At one level SEM is very appealing in that it appears to offer a grand theory of everything. The user creates a model, linking inputs to latent variables, to outputs, and then calculates all the relationships and errors in one go.
However, it seems there are two, large, problems with SEM.
- To use SEM properly you should already have the model, before you have the data. SEM can then be used to see whether this set of data (e.g. this company, this situation, this process) confirms to the model. If the model correctly ascribes causality, and the data fit the model, then we can accept the causality in the SEM process. However, if the model has been developed from the data available, SEM should not really be run until a new set of data has been acquired.
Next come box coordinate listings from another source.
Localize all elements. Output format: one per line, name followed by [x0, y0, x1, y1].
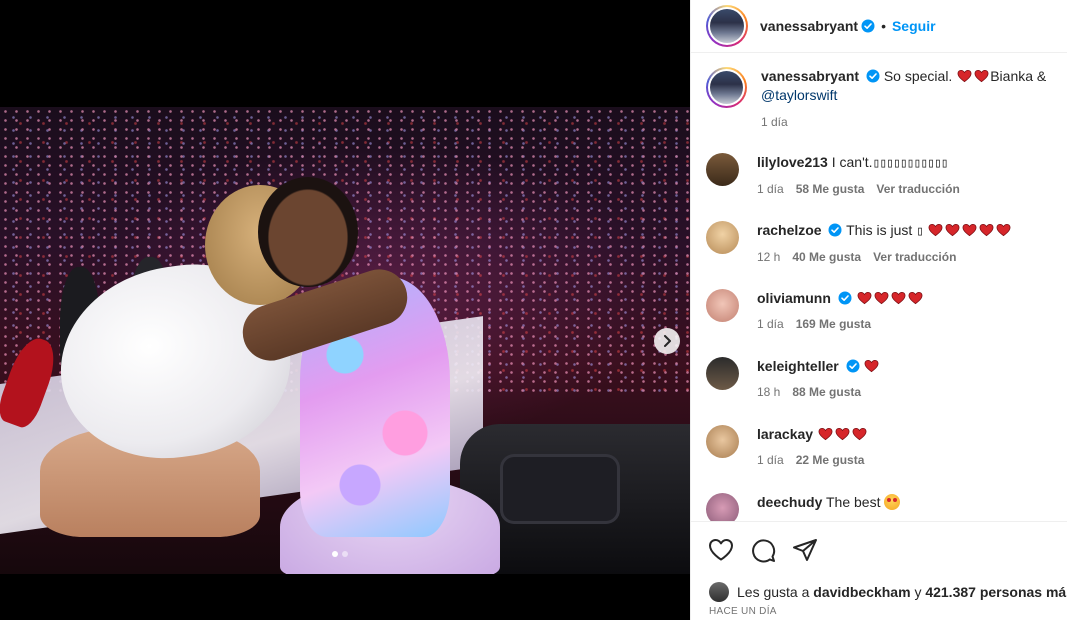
comment-likes[interactable]: 169 Me gusta	[796, 317, 871, 331]
comment-time[interactable]: 1 día	[757, 317, 784, 331]
likes-prefix: Les gusta a	[737, 584, 810, 600]
share-button[interactable]	[792, 537, 818, 563]
commenter-avatar[interactable]	[706, 493, 739, 521]
comment-text-extra: ▯	[916, 224, 924, 239]
commenter-avatar[interactable]	[706, 357, 739, 390]
action-buttons	[708, 537, 818, 563]
heart-emoji-group	[927, 222, 1012, 238]
heart-icon	[709, 539, 733, 561]
comment-text-extra: ▯▯▯▯▯▯▯▯▯▯▯	[872, 156, 949, 171]
comments-list[interactable]: vanessabryant So special. Bianka & @tayl…	[691, 53, 1067, 521]
likes-middle: y	[914, 584, 922, 600]
translate-link[interactable]: Ver traducción	[873, 250, 956, 264]
comment-time[interactable]: 1 día	[757, 453, 784, 467]
comment-item: lilylove213 I can't.▯▯▯▯▯▯▯▯▯▯▯ 1 día 58…	[706, 153, 1056, 196]
caption-avatar-ring[interactable]	[706, 67, 747, 108]
red-heart-emoji-icon	[818, 427, 833, 441]
like-button[interactable]	[708, 537, 734, 563]
red-heart-emoji-icon	[945, 223, 960, 237]
likes-count[interactable]: 421.387 personas más	[925, 584, 1067, 600]
verified-badge-icon	[861, 19, 875, 33]
caption-username[interactable]: vanessabryant	[761, 68, 859, 84]
caption-avatar[interactable]	[710, 71, 743, 104]
post-header: vanessabryant • Seguir	[691, 0, 1067, 53]
post-time-ago[interactable]: HACE UN DÍA	[709, 606, 777, 617]
verified-badge-icon	[866, 69, 880, 83]
red-heart-emoji-icon	[857, 291, 872, 305]
commenter-username[interactable]: larackay	[757, 426, 813, 442]
likes-summary: Les gusta a davidbeckham y 421.387 perso…	[709, 582, 1067, 602]
comment-likes[interactable]: 22 Me gusta	[796, 453, 865, 467]
comment-text: This is just	[846, 222, 913, 238]
red-heart-emoji-icon	[891, 291, 906, 305]
comment-time[interactable]: 12 h	[757, 250, 780, 264]
heart-emoji-group	[817, 426, 868, 442]
red-heart-emoji-icon	[835, 427, 850, 441]
commenter-avatar[interactable]	[706, 289, 739, 322]
comment-likes[interactable]: 88 Me gusta	[792, 385, 861, 399]
comment-time[interactable]: 1 día	[757, 182, 784, 196]
comment-button[interactable]	[750, 537, 776, 563]
red-heart-emoji-icon	[996, 223, 1011, 237]
verified-badge-icon	[838, 291, 852, 305]
post-media	[0, 0, 690, 620]
red-heart-emoji-icon	[957, 69, 972, 83]
carousel-dot-active	[332, 551, 338, 557]
comment-item: keleighteller 18 h 88 Me gusta	[706, 357, 1056, 399]
comment-likes[interactable]: 40 Me gusta	[792, 250, 861, 264]
post-actions: Les gusta a davidbeckham y 421.387 perso…	[691, 521, 1067, 620]
girl-head	[258, 177, 358, 287]
comment-likes[interactable]: 58 Me gusta	[796, 182, 865, 196]
carousel-dot	[342, 551, 348, 557]
commenter-avatar[interactable]	[706, 425, 739, 458]
caption-text: So special.	[883, 68, 953, 84]
comment-item: deechudy The best	[706, 493, 1056, 521]
post-photo[interactable]	[0, 107, 690, 574]
heart-eyes-emoji-icon	[884, 494, 901, 510]
carousel-dots	[332, 551, 348, 557]
commenter-username[interactable]: rachelzoe	[757, 222, 822, 238]
caption-text-after: Bianka &	[990, 68, 1047, 84]
commenter-username[interactable]: keleighteller	[757, 358, 839, 374]
comment-icon	[752, 539, 776, 563]
red-heart-emoji-icon	[852, 427, 867, 441]
comment-text: The best	[826, 494, 881, 510]
commenter-avatar[interactable]	[706, 153, 739, 186]
author-avatar-ring[interactable]	[706, 5, 748, 47]
verified-badge-icon	[828, 223, 842, 237]
liker-username[interactable]: davidbeckham	[813, 584, 910, 600]
red-heart-emoji-icon	[962, 223, 977, 237]
comment-item: oliviamunn 1 día 169 Me gusta	[706, 289, 1056, 331]
author-avatar[interactable]	[710, 9, 744, 43]
red-heart-emoji-icon	[979, 223, 994, 237]
caption-time[interactable]: 1 día	[761, 115, 788, 129]
author-username[interactable]: vanessabryant	[760, 18, 858, 34]
comment-item: larackay 1 día 22 Me gusta	[706, 425, 1056, 467]
caption-mention-link[interactable]: @taylorswift	[761, 87, 837, 103]
share-icon	[793, 539, 817, 561]
verified-badge-icon	[846, 359, 860, 373]
heart-emoji-group	[856, 290, 924, 306]
red-heart-emoji-icon	[928, 223, 943, 237]
translate-link[interactable]: Ver traducción	[876, 182, 959, 196]
heart-emoji-group	[863, 358, 880, 374]
commenter-avatar[interactable]	[706, 221, 739, 254]
chevron-right-icon	[664, 335, 671, 347]
comment-time[interactable]: 18 h	[757, 385, 780, 399]
liker-avatar[interactable]	[709, 582, 729, 602]
commenter-username[interactable]: lilylove213	[757, 154, 828, 170]
carousel-next-button[interactable]	[654, 328, 680, 354]
post-sidebar: vanessabryant • Seguir vanessabryant So …	[690, 0, 1067, 620]
red-heart-emoji-icon	[865, 359, 879, 373]
red-heart-emoji-icon	[974, 69, 989, 83]
header-separator: •	[881, 18, 886, 34]
red-heart-emoji-icon	[908, 291, 923, 305]
red-heart-emoji-icon	[874, 291, 889, 305]
comment-text: I can't.	[831, 154, 873, 170]
commenter-username[interactable]: deechudy	[757, 494, 822, 510]
post-caption: vanessabryant So special. Bianka & @tayl…	[706, 67, 1056, 129]
commenter-username[interactable]: oliviamunn	[757, 290, 831, 306]
comment-item: rachelzoe This is just ▯ 12 h 40 Me gust…	[706, 221, 1056, 264]
follow-button[interactable]: Seguir	[892, 18, 936, 34]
- The second problem, and it is one that applies to many other techniques in addition to SEM, is the dependence on assumptions about linear relationships between inputs and outputs. In the real world, we know many things are not linear; for example, a service can get a bit worse and nothing happens, then a bit worse and nothing happens, then a tiny bit worse and the contract is cancelled.
In reviewing the current state of thinking I came across the quote below about SEM, which I think sums up the causality issue quite well.
“The term causal model must be understood to mean: ‘a model that conveys causal assumptions,’ not necessarily a model that produces validated causal conclusions.”